Schauer likens his approach to Bayesian statistics. He is interested in whether a particular fact, finding or piece of evidence tends to support or undercut a particular hypothesis. Two phrases sum up his argument: “Uncertainty in factual judgments is an inevitable aspect of the human condition” and “all evidence involves statistical inference.”

But an opposing lawyer might object, observing that the courts are averse to the use of statistical evidence, at least when applied to individual defendants, as opposed to cases involving corporations or municipalities or states accused of discrimination. Schauer suggests that the courts’ resistance to the use of statistical generalizations seeks to compel prosecutors to come up with stronger evidence.

Much of our knowledge is secondhand. We rely heavily on various kinds of testimony (for example, about when and where we were born) and we need to learn, Schauer argues, to do what juries do: calibrate the credibility and trustworthiness of that testimony. This requires us to understand whether testimony is shaded, embellished, fudged or the product of an erroneous perception or an honest mistake.
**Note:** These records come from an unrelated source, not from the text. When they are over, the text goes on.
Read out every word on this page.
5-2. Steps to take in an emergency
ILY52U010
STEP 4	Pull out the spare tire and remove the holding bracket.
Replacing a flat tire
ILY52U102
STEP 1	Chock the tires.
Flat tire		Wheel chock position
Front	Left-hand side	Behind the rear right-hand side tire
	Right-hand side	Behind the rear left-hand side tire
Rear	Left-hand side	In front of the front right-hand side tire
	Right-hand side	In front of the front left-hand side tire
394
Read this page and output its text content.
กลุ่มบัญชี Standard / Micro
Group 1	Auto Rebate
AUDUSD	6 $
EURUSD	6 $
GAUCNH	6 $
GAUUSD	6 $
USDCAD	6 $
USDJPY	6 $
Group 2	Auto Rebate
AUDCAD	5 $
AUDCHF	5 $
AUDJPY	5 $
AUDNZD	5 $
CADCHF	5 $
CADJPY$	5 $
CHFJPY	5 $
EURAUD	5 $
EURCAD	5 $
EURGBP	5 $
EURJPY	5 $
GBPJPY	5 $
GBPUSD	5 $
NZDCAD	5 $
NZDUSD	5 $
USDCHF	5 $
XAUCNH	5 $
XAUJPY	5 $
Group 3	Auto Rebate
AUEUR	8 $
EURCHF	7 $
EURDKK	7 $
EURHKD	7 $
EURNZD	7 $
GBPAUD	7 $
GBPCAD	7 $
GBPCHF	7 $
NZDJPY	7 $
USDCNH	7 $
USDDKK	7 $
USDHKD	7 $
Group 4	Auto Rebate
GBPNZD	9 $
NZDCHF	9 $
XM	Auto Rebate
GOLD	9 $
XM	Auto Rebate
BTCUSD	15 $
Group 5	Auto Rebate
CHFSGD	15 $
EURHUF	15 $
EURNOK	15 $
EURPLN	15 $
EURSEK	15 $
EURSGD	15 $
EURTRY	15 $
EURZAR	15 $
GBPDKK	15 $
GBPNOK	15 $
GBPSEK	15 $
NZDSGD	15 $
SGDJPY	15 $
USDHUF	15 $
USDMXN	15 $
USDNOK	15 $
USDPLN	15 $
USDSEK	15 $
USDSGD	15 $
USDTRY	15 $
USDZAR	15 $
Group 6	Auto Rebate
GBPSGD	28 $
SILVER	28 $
Schauer has fascinating things to say about the reliability of eyewitnesses, hearsay and lie detectors, the efficacy of honor codes and courtroom oath taking, and the trustworthiness of letters of recommendation. Readers will also learn a great deal about paltering—that is, attempting to be decisive without saying anything literally false and the debate over groupthink versus the collective wisdom of crowds. Especially interesting is his discussion of the precautionary principle, a legal concept popular in Western Europe that holds that when there is evidence that a practice or substance presents a plausible, but uncertain, risk, it should be banned.

My takeaway from the Schauer and Muller books is that everyone need to think more like—ta-da—a humanist. We need to learn how to weigh evidence, draw inferences and interrogate claims. We also need to become more mindful, alert, observant and emotionally intelligent. As we navigate postmodern environments laced with uncertainty, ambiguity and indeterminacy, our most reliable sextants and compasses are informed judgment and discernment, the very qualities that the humanities nurtures.

Steven Mintz is professor of history at the University of Texas at Austin.